I opened my mouth to begin, and I looked at his face, easy and undefended in a way I had never seen it, a man who had spent the night learning how to be given to and had, for one night, stopped bracing for the loss of everything he loved.

And I could not be the one to put the brace back.

Later, I told myself. When the killer is named and the proof is clean and I can hand him the truth and the traitor in the same breath, wrapped as a victory instead of a betrayal.

When it is safe. Not tonight. Do not break the one perfect thing either of us has ever been allowed to keep. Tell him later, when it costs less.

It was the most expensive silence of my life, and I did not know the price yet, and I bought it anyway.

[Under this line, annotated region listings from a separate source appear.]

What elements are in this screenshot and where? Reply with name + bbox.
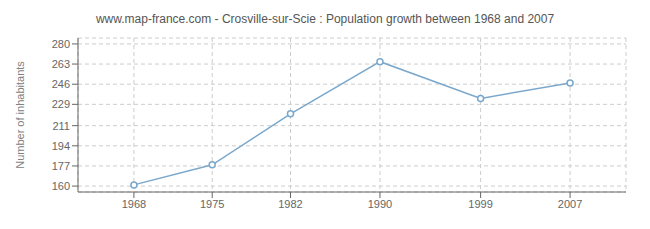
svg-text:194: 194 — [52, 140, 70, 152]
svg-text:1999: 1999 — [468, 198, 492, 210]
svg-text:280: 280 — [52, 38, 70, 50]
svg-text:263: 263 — [52, 58, 70, 70]
svg-text:Number of inhabitants: Number of inhabitants — [14, 61, 26, 169]
svg-text:177: 177 — [52, 160, 70, 172]
svg-text:1968: 1968 — [122, 198, 146, 210]
svg-text:1975: 1975 — [200, 198, 224, 210]
svg-text:229: 229 — [52, 98, 70, 110]
svg-text:160: 160 — [52, 180, 70, 192]
html-text:www.map-france.com - Crosville: www.map-france.com - Crosville-sur-Scie … — [95, 12, 555, 26]
svg-text:246: 246 — [52, 78, 70, 90]
svg-text:211: 211 — [52, 120, 70, 132]
svg-text:1982: 1982 — [278, 198, 302, 210]
svg-text:1990: 1990 — [368, 198, 392, 210]
svg-text:2007: 2007 — [558, 198, 582, 210]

“What is it?” he said. He had felt me gather to speak. He misses nothing. “You went somewhere.”

“I am here.” I laid my hand flat on the star, over the steady, trusting beat of him, as you might touch something you are afraid to wake. “I am right here. Stay.”

He pulled me closer and tucked me under his jaw and believed me, because I had given him no reason yet not to. His arm settled over me with its easy weight, the last warm thing before a long cold I could already feel coming, and I chose, for one more night, not to name it.

“I am not going anywhere,” he said into my hair.

I closed my eyes against his heart, and kept my father where he could not reach us, and let the lie I had not spoken sit between us in the dark, small and patient and growing, while the man who loved me fell asleep believing there was nothing left in the world that I had not given him.